Из-за этих-то глаз да диковинного имени маленькую Сауле невзлюбили деревенские дети — домой она частенько возвращалась, шмыгая разбитым носом, а то и с синяком под глазом. Деревенские бабки качали головами и говорили, что проку из девчонки не выйдет. Ладно бы ещё молча сносила насмешки, может, и отстали бы, но ведь нет, лезет в драку, хотя сама на голову ниже обидчиков.
Дед с бабкой охали и бранили внучку, а потом приходила Эгле — упреки тут же стихали, — велела девочке умыть лицо и уводила к себе. Садилась за прялку и под мерное жужжание колеса рассказывала о далеком морском береге, куда ведьмы выходили собирать янтарь, чтобы сделать из него обереги. О священных рощах, где ведьмы возносили хвалу матери-Земле и матери-Солнцу. О кострах выше деревьев, что ведьмы зажигали четырежды в год.
Сауле жадно вслушивалась в истории прабабки, представляя, каково это — жечь костры у незамолкающего моря, ступать босыми ногами по самой границе волн и выискивать янтарь в неверном свете луны. Она, не моргая, смотрела на вращающееся колесо, и ей казалось — вот-вот оно спрыгнет с оси, загорится ярким пламенем и понесется по кромке морского берега.
Однажды Сауле сказала:
— Бабушка, научи меня прясть.
Вечный бег колеса начал замедляться. Эгле опустила руки и посмотрела на правнучку, прямо в глаза — отражение её собственных. Губы дрогнули в улыбке.
— Ну что же, давай попробуем.
Сперва пряжа путалась и обрывалась в юных, неумелых пальцах, но день за днём Сауле проводила в дальней комнате и становилась всё умелее и проворнее. Бабка с дедом только неодобрительно качали головами — где это видано, чтобы девочка, едва покончив с делами и уроками, бежала к прабабке, а не на улицу, чтобы играть с друзьями? Но не смели и слова сказать против воли Эгле.
Впрочем, друзей у Сауле не было.
Вьется нить, и всё быстрее вращается колесо — юность нетерпелива, она не умеет останавливаться и соизмерять силы. Вместе с каждым оборотом колеса приходят видения: ведьмы пляшут на берегу моря, их обнаженные тела блестят в свете костров; девушки отправляются в лес на поиски цветка папоротника, ещё не зная, что вернутся назад далеко не все...

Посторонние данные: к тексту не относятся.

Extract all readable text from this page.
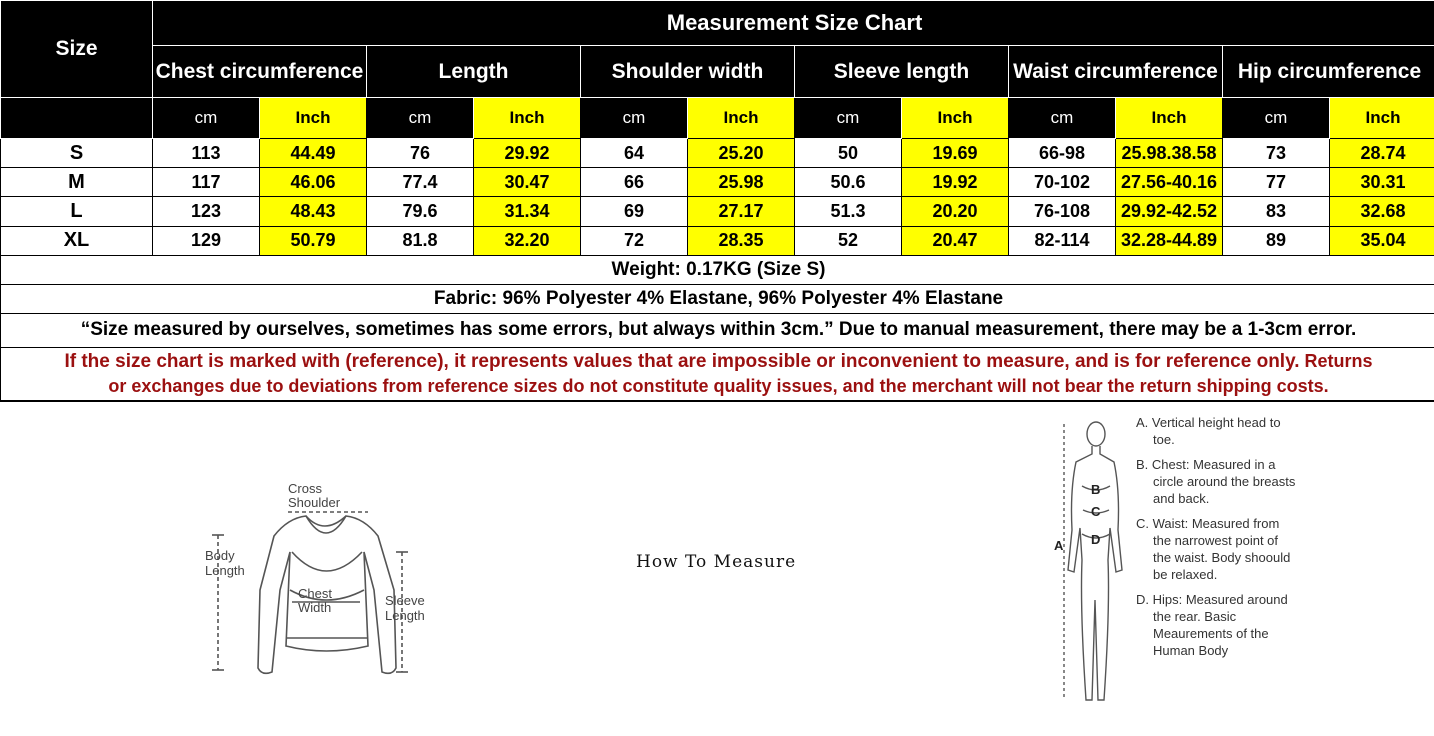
Size	Measurement Size Chart											
	Chest circumference		Length		Shoulder width		Sleeve length		Waist circumference		Hip circumference	
	cm	Inch	cm	Inch	cm	Inch	cm	Inch	cm	Inch	cm	Inch
S	113	44.49	76	29.92	64	25.20	50	19.69	66-98	25.98.38.58	73	28.74
M	117	46.06	77.4	30.47	66	25.98	50.6	19.92	70-102	27.56-40.16	77	30.31
L	123	48.43	79.6	31.34	69	27.17	51.3	20.20	76-108	29.92-42.52	83	32.68
XL	129	50.79	81.8	32.20	72	28.35	52	20.47	82-114	32.28-44.89	89	35.04
Weight: 0.17KG (Size S)												
Fabric: 96% Polyester 4% Elastane, 96% Polyester 4% Elastane												
“Size measured by ourselves, sometimes has some errors, but always within 3cm.” Due to manual measurement, there may be a 1-3cm error.												
If the size chart is marked with (reference), it represents values that are impossible or inconvenient to measure, and is for reference only. Returns
or exchanges due to deviations from reference sizes do not constitute quality issues, and the merchant will not bear the return shipping costs.												
Cross
Shoulder
Body
Length
Chest
Width	Sleeve
Length
How To Measure
B
C
D
A

A. Vertical height head to toe.

B. Chest: Measured in a circle around the breasts and back.

C. Waist: Measured from the narrowest point of the waist. Body shoould be relaxed.

D. Hips: Measured around the rear. Basic Meaurements of the Human Body
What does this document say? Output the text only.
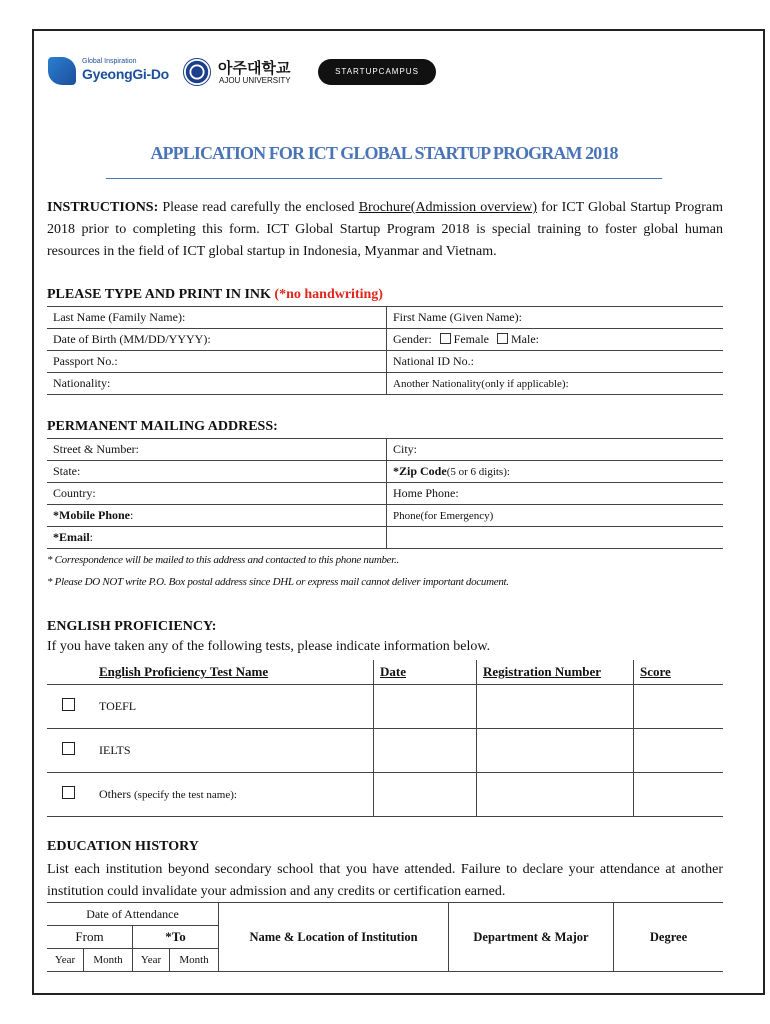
Global Inspiration
GyeongGi-Do	아주대학교
AJOU UNIVERSITY
STARTUPCAMPUS
APPLICATION FOR ICT GLOBAL STARTUP PROGRAM 2018
INSTRUCTIONS: Please read carefully the enclosed Brochure(Admission overview) for ICT Global Startup Program 2018 prior to completing this form. ICT Global Startup Program 2018 is special training to foster global human resources in the field of ICT global startup in Indonesia, Myanmar and Vietnam.
PLEASE TYPE AND PRINT IN INK (*no handwriting)
Last Name (Family Name):	First Name (Given Name):
Date of Birth (MM/DD/YYYY):	Gender: Female Male:
Passport No.:	National ID No.:
Nationality:	Another Nationality(only if applicable):
PERMANENT MAILING ADDRESS:
Street & Number:	City:
State:	*Zip Code(5 or 6 digits):
Country:	Home Phone:
*Mobile Phone:	Phone(for Emergency)
*Email:	
* Correspondence will be mailed to this address and contacted to this phone number..
* Please DO NOT write P.O. Box postal address since DHL or express mail cannot deliver important document.
ENGLISH PROFICIENCY:
If you have taken any of the following tests, please indicate information below.
	English Proficiency Test Name	Date	Registration Number	Score
	TOEFL			
	IELTS			
	Others (specify the test name):			
EDUCATION HISTORY
List each institution beyond secondary school that you have attended. Failure to declare your attendance at another institution could invalidate your admission and any credits or certification earned.
Date of Attendance				Name & Location of Institution	Department & Major	Degree
From		*To				
Year	Month	Year	Month			
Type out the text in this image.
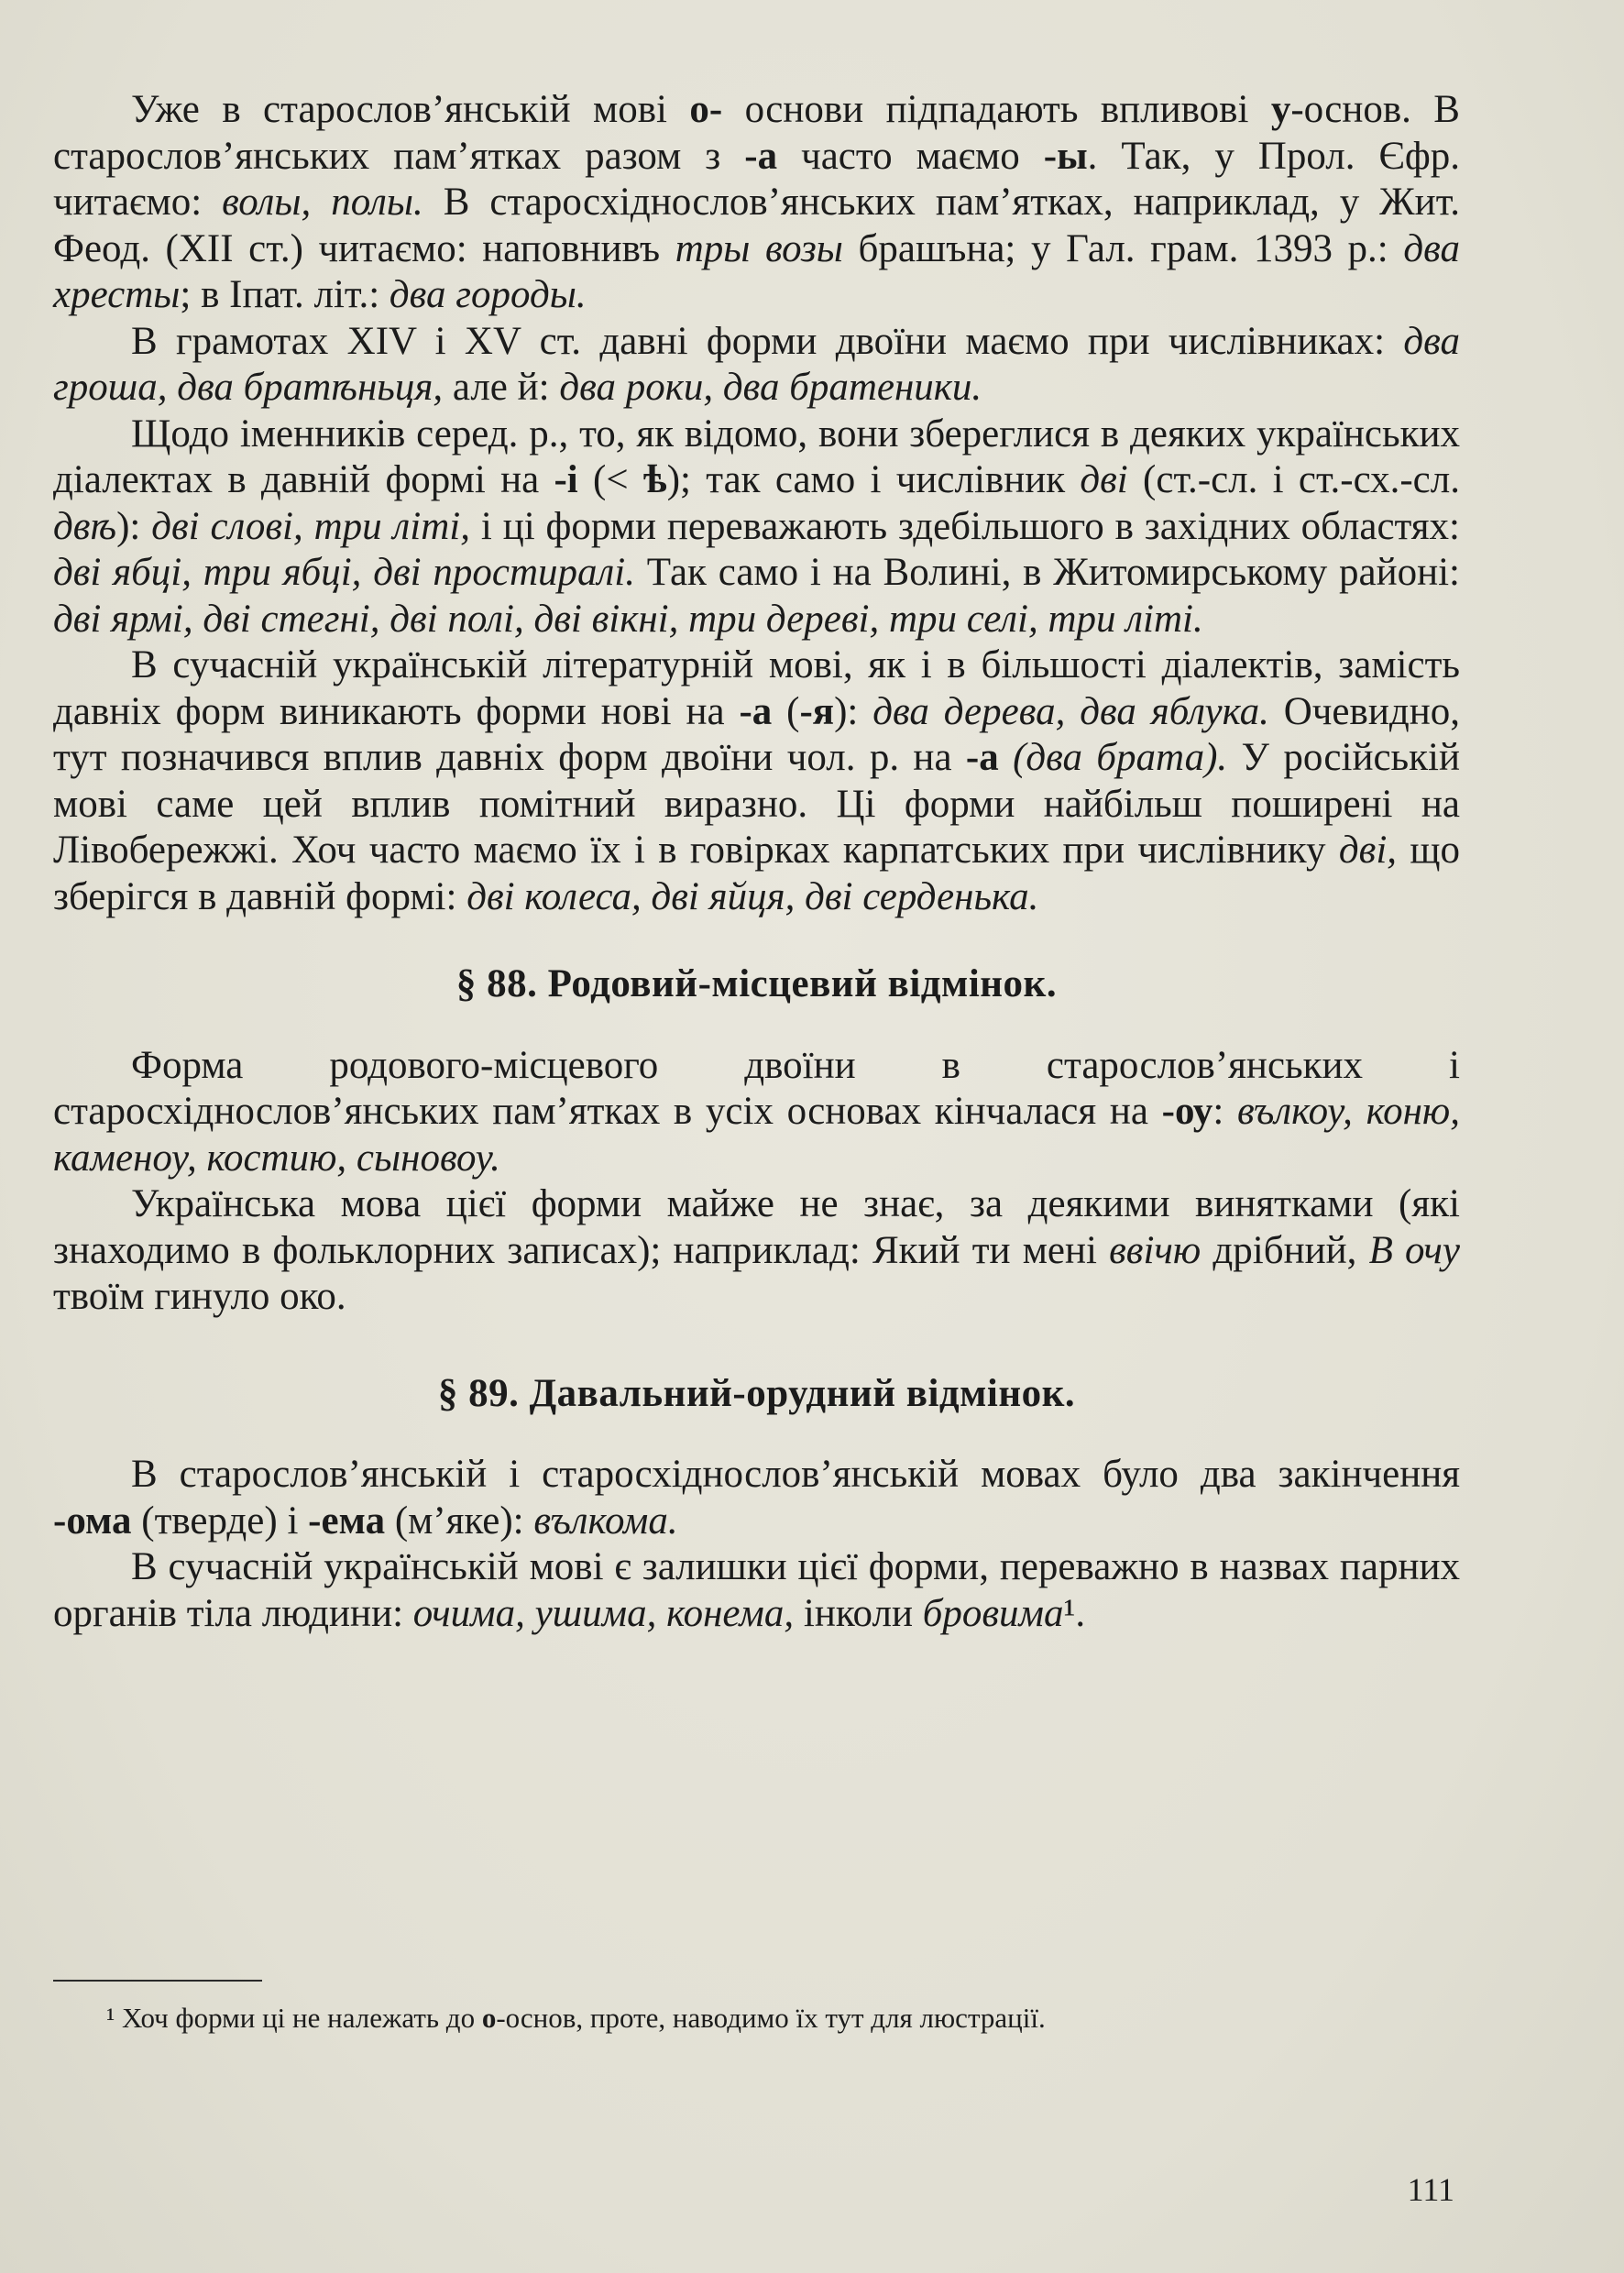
Уже в старослов’янській мові о- основи підпадають впливові у-основ. В старослов’янських пам’ятках разом з -а часто маємо -ы. Так, у Прол. Єфр. читаємо: волы, полы. В старосхіднослов’янських пам’ятках, наприклад, у Жит. Феод. (XII ст.) читаємо: наповнивъ тры возы брашъна; у Гал. грам. 1393 р.: два хресты; в Іпат. літ.: два городы.

В грамотах XIV і XV ст. давні форми двоїни маємо при числівниках: два гроша, два братѣньця, але й: два роки, два братеники.

Щодо іменників серед. р., то, як відомо, вони збереглися в деяких українських діалектах в давній формі на -і (< ѣ); так само і числівник дві (ст.-сл. і ст.-сх.-сл. двѣ): дві слові, три літі, і ці форми переважають здебільшого в західних областях: дві ябці, три ябці, дві простиралі. Так само і на Волині, в Житомирському районі: дві ярмі, дві стегні, дві полі, дві вікні, три дереві, три селі, три літі.

В сучасній українській літературній мові, як і в більшості діалектів, замість давніх форм виникають форми нові на -а (-я): два дерева, два яблука. Очевидно, тут позначився вплив давніх форм двоїни чол. р. на -а (два брата). У російській мові саме цей вплив помітний виразно. Ці форми найбільш поширені на Лівобережжі. Хоч часто маємо їх і в говірках карпатських при числівнику дві, що зберігся в давній формі: дві колеса, дві яйця, дві серденька.

§ 88. Родовий-місцевий відмінок.

Форма родового-місцевого двоїни в старослов’янських і старосхіднослов’янських пам’ятках в усіх основах кінчалася на -оу: вълкоу, коню, каменоу, костию, сыновоу.

Українська мова цієї форми майже не знає, за деякими винятками (які знаходимо в фольклорних записах); наприклад: Який ти мені ввічю дрібний, В очу твоїм гинуло око.

§ 89. Давальний-орудний відмінок.

В старослов’янській і старосхіднослов’янській мовах було два закінчення -ома (тверде) і -ема (м’яке): вълкома.

В сучасній українській мові є залишки цієї форми, переважно в назвах парних органів тіла людини: очима, ушима, конема, інколи бровима¹.

¹ Хоч форми ці не належать до о-основ, проте, наводимо їх тут для люстрації.

111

перед-назад, вперед-назад по нити, протянувшейся из прошлого в будущее. Будущее ещё не свито, маячит где-то там неряшливой куделью. А в настоящем, в миге поворота колеса, мелькают лица обидчиков. Впряди свою боль, добавь немного отчаяния, и нить их судьбы почернеет, а то и вовсе оборвется, так и не став чем-то определенным.
В иные моменты Эгле клала сухую сильную руку на запястье правнучки, второй останавливая колесо.
— Полно, детонька. Не пряди того, что тебе пока не под силу.
Сауле вздрагивала, но спросить прабабку не успевала, отвлеченная то рассказами о лесных ведьмах, то запахом яблочного пирога, то янтарными бусами, которые Эгле снимала в такие моменты и давала ей. Солнечные глубины камней завораживали, и Сауле погружалась в них, забывая о неведомой силе, что текла через её пальцы какие-то мгновения назад.
Эгле нехорошо усмехалась и заваривала кипятком смородиновые листья.
Лето за летом, зима за зимой — Сауле росла, из угловатого ребенка превращаясь в девушку. Её отец женился, и новая женщина родила ему сыновей, похожих на отца, как отражения. Бабка Эгле только недовольно поджимала губы, но ничего не говорила — заботы о Сауле занимали всё её время. Других правнуков для неё словно не существовало, и она совсем не радовалась их нечастым визитам. Мальчишки, чувствуя это, сторонились холодной прабабки и ластились к бабке и деду, которым, по правде говоря, внуки нравились куда больше внучки, выросшей в их доме. С задорными мальчишками было куда проще, чем с молчаливой, словно обращенной внутрь себя Сауле. Уж слишком чужой была эта родная кровь — темноволосая, невысокая и стройная, с разноцветными глазами. Впрочем, братья любили единокровную сестру — вернувшись домой, в город, говорили родителям, что у той удивительно ласковые руки и полно увлекательных историй.
В одно лето Сауле собрала все свои вещи и замерла на крыльце дома, в последний раз обводя взглядом грядки, заросли малины, кусты смородины и вишни, яблони и облепиховые деревья. Среди всего этого она росла, и теперь, возможно, не увидит много месяцев.